Franz Wiedemeier

Parlament

1930
Reichstag (Zentrumspartei, Wahlkreis 31 Württemberg)

1946
Vorläufige Volksvertretung Württemberg-Baden (Vertreter der CDU)

1946
Verfassungsgebende Landesversammlung Württemberg-Baden (CDU, Wahlkreis 25 Ulm)

1946
Landtag Württemberg-Baden (CDU, Wahlkreis 25 Ulm, ab 1950 Wahlkreis 15 Ulm)

1952
Verfassungsgebende Landesversammlung Baden-Württemberg (CDU, Landesliste)

1953
Landtag Baden-Württemberg (CDU, Landesliste, ab 1956 Wahlkreis Ulm)

Partei vor 1933 Deutsche Zentrumspartei

nach 1945 -
Geburt 01.05.1890, Steinheim an der Murr
Ehe Maria geb. Klotzbücher (1914)
Beruf Tischler, Gewerkschaftssekretär
Kinder 3
Konfession Römisch-katholisch
Verstorben 08.09.1970, Ulm

Verfolgung

1933
Die Gestapo durchsucht 1933 mehrfach Wiedemeiers Wohnung und beschlagnahmt dort Unterlagen.

23.06.1933
Wiedemeier ist Gauvorstand der katholischen Arbeitervereine in den Gauen Württemberg und Hohenzollern. Am 23. Juni 1933 wird er im Zuge der Gleichschaltung der Gewerkschaften und unter dem Vorwurf der Veruntreuung aus dieser Stellung entlassen.

22.08.1933
Wiedemeier legt am 22. August 1933 unter dem Druck der NSDAP - wie einige andere Ratsmitglieder auch - sein Mandat als Mitglied des Ulmer Gemeinderats nieder.

23.08.1944
Wiedemeier wird am 23. August 1944 im Rahmen der »Aktion Gewitter« verhaftet und in »Schutzhaft« genommen. Am 28. Oktober 1944 wird er aus der Haft entlassen.

Biografie

Volksschule in Steinheim

1904
Ausbildung zum Tischler

1908
Eintritt in die christlichen Gewerkschaften

1908
Tätigkeit als Tischler

1914
Kriegsdienst im Ersten Weltkrieg, eingesetzt an der Westfront

ab 1919
Wohnhaft in Ulm

bis 1933
Gewerkschaftssekretär des Zentralverbands christlicher Fabrik- und Transportarbeiter in Ulm

In den 1920er-Jahren Eintritt in die Zentrumspartei

1928
Gauvorstand der katholischen Arbeitervereine in den Gauen Württemberg und Hohenzollern

ab 1919
Mitglied des Vorstands der Allgemeinen Ortskrankenkasse (AOK) in Ulm

nach 1933
Arbeitslos

ab 1933
Mitglied des Reichsluftschutzbunds, ab 1939 Luftschutzwart auf Anweisung der Polizei

ab 1945
Verwaltungsdirektor der Allgemeinen Ortskrankenkasse (AOK) in Ulm

Mitbegründer der CDU in Ulm

1946
Mitglied des Gemeinderats in Ulm

1954
Stellvertretender Landesvorsitzender der CDU Baden-Württemberg

Rezeption

1954
Großes Verdienstkreuz des Verdienstordens der Bundesrepublik Deutschland

1964
Bürgermedaille der Stadt Ulm

1978
Namenspatron der Franz-Wiedemeier-Straße in Ulm

Literatur

Schumacher 1991, S. 558-559.

Frank Raberg: Franz Wiedemeier. Ein christlicher Demokrat in der Landes- und Parteipolitik des deutschen Südwestens, in: Ulm und Oberschwaben, 50, 1996, S. 243-306.
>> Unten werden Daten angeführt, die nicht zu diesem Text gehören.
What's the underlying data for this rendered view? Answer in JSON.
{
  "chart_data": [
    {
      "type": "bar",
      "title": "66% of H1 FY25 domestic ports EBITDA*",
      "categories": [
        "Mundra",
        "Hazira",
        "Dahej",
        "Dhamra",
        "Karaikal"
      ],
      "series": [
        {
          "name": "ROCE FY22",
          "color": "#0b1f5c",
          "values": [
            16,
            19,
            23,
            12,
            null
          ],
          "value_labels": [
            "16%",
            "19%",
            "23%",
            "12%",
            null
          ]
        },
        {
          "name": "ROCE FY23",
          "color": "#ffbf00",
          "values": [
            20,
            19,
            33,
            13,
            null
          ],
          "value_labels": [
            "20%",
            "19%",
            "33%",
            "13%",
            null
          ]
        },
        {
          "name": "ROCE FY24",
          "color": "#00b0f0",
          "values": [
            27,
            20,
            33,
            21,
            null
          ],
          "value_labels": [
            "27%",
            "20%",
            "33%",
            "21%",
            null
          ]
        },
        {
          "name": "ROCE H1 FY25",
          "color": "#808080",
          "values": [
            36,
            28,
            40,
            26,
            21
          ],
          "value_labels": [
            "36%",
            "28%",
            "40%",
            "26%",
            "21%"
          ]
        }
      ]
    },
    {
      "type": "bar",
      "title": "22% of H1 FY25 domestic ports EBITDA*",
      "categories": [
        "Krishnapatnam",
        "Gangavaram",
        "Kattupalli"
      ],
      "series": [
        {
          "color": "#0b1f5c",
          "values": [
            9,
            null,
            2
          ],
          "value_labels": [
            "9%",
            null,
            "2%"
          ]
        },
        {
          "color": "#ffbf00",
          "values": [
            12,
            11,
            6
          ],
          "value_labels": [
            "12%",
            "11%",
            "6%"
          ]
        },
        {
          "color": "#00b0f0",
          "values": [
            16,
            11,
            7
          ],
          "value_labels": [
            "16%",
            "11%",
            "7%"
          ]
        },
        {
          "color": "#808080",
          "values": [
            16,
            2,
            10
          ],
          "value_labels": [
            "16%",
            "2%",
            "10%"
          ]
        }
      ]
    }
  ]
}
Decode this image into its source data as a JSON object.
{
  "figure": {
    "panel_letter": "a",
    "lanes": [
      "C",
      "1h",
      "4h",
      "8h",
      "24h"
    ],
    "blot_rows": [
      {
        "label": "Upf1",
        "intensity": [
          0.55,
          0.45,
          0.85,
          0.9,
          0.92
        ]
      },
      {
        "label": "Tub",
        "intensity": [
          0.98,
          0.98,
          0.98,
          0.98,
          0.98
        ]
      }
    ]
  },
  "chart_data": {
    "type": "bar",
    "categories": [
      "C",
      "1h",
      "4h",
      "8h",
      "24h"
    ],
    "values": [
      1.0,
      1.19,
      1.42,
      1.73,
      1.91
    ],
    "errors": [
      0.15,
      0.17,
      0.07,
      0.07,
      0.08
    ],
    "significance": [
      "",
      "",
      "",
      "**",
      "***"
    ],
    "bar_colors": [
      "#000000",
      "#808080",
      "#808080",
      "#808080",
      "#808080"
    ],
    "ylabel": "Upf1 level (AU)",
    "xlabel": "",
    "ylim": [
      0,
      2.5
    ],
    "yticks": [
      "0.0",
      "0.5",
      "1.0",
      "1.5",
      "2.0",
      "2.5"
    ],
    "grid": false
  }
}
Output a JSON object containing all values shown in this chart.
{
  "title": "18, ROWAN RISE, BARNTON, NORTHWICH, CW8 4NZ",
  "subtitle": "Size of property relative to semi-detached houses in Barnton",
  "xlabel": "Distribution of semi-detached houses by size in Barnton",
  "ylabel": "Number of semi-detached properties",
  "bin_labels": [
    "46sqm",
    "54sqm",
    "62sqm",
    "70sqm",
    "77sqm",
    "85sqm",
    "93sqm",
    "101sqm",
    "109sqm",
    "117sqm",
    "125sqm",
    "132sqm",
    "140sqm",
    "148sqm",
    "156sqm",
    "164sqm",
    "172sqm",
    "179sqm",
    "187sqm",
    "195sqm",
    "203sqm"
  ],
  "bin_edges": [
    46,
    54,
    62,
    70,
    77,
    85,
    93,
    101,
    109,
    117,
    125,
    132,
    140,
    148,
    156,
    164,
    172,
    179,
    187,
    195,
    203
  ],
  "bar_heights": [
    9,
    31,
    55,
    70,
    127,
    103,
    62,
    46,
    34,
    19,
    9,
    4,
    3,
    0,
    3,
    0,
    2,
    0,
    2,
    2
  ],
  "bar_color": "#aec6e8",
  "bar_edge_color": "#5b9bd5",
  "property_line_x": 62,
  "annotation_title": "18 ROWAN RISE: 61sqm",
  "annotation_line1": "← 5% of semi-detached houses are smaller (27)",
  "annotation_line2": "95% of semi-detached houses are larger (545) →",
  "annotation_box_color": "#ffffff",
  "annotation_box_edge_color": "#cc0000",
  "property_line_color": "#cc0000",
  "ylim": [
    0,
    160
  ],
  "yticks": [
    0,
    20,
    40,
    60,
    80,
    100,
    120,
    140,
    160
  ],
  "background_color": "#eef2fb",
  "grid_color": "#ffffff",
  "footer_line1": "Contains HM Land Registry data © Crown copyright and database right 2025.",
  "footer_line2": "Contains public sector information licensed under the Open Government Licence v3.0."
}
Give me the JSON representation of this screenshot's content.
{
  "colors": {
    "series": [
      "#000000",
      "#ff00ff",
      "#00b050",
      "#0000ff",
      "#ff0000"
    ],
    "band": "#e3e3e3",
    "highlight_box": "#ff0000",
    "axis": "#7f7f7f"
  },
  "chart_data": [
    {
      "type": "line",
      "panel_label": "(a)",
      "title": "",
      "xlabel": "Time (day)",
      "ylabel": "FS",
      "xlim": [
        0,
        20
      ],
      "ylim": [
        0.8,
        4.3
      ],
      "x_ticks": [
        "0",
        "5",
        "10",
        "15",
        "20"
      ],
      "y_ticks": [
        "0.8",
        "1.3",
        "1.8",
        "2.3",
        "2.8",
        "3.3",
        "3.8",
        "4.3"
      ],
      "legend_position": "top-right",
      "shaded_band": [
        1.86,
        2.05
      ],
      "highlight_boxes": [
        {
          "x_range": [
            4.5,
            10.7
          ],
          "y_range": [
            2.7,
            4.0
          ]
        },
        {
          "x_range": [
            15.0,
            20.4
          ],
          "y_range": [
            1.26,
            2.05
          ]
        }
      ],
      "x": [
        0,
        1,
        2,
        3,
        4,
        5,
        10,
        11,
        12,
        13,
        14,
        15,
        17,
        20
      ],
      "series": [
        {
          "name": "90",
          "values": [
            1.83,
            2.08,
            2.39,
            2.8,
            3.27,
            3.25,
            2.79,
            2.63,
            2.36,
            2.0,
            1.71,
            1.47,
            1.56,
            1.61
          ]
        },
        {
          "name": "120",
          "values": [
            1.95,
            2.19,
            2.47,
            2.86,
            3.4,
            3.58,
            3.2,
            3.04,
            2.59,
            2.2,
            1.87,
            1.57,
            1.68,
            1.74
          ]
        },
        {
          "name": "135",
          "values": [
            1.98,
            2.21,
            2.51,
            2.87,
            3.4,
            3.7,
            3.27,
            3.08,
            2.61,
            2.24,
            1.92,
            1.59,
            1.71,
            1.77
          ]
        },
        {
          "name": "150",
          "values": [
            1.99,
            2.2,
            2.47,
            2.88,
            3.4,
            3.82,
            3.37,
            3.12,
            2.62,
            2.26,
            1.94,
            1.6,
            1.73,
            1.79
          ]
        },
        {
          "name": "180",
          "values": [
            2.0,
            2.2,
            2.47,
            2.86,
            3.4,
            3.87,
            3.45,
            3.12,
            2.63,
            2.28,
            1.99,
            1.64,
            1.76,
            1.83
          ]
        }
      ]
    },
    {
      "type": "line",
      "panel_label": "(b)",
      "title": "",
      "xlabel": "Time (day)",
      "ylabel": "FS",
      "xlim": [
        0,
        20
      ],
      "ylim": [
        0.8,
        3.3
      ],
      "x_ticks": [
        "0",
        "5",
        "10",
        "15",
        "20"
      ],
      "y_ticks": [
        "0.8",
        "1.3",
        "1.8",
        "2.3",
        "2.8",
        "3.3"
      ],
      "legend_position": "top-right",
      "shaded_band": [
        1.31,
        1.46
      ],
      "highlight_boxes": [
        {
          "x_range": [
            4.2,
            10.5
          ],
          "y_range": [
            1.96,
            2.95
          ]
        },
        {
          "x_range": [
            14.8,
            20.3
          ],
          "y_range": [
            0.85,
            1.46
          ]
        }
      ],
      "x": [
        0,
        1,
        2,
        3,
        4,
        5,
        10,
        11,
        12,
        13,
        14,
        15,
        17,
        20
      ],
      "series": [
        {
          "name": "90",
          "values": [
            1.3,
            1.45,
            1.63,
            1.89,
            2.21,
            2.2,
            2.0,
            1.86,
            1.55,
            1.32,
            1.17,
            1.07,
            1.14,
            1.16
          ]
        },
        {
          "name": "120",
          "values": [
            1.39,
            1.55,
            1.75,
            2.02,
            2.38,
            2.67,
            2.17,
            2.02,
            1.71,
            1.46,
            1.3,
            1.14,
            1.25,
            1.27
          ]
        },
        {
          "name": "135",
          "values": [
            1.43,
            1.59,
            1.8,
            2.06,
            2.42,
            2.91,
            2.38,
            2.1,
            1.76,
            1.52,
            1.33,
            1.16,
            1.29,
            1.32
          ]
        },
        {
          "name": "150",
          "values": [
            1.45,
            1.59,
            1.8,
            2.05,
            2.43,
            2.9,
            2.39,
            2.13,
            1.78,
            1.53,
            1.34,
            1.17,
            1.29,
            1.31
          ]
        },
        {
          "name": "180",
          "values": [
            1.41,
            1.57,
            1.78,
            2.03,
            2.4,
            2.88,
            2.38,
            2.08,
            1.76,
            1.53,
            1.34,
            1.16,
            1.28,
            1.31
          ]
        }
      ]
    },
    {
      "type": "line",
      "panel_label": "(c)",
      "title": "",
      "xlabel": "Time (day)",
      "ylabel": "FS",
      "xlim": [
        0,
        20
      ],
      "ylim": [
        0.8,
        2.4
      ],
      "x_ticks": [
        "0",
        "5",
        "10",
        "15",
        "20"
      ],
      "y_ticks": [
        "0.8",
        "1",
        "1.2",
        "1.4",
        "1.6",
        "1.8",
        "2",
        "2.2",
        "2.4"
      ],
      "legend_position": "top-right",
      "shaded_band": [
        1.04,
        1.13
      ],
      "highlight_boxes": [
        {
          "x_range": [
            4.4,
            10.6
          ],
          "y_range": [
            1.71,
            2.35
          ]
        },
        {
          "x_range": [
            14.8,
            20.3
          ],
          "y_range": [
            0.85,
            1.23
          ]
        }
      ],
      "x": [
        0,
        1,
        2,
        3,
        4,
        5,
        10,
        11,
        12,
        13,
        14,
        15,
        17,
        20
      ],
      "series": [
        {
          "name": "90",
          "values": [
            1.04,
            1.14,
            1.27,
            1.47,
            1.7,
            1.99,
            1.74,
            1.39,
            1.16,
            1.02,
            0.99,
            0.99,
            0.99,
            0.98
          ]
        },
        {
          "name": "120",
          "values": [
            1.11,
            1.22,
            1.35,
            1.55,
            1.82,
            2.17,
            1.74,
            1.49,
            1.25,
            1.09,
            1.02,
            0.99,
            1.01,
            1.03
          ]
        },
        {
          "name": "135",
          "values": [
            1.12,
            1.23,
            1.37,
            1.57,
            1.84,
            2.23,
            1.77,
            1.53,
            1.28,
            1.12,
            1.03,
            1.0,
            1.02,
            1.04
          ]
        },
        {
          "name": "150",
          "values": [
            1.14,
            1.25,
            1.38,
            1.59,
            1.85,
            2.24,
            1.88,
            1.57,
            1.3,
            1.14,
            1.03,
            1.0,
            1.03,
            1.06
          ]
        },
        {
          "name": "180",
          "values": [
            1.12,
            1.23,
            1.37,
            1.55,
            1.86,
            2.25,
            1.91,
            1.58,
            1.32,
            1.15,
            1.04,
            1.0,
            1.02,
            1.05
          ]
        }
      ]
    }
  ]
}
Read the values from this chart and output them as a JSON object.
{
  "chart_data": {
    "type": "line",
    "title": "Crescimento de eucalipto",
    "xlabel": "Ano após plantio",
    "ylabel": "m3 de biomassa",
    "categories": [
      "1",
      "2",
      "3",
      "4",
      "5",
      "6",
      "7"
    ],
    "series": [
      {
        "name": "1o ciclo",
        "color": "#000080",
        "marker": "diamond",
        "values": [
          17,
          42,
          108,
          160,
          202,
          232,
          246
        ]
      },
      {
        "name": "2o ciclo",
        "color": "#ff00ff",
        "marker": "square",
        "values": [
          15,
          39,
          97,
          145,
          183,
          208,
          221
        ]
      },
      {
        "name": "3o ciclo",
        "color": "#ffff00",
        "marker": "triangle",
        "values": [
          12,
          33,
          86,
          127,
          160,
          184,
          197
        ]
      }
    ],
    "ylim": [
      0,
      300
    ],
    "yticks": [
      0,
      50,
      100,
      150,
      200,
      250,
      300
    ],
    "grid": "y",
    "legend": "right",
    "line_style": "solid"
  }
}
Frank Raberg: Franz Wiedemeier, in: Baden-Württembergische Biographien, 3, 2002, S. 454-457.

Weik 2003, S. 159.

Frank Raberg: Biographisches Lexikon für Ulm und Neu-Ulm 1802-2009, Ostfildern 2010, S. 467-468.

Marie-Kristin Hauke, Thomas Vogel: Erinnern in Ulm. Demokratischer Neubeginn nach 1945. Auseinandersetzungen um den Nationalsozialismus, Ulm 2014, S. 33.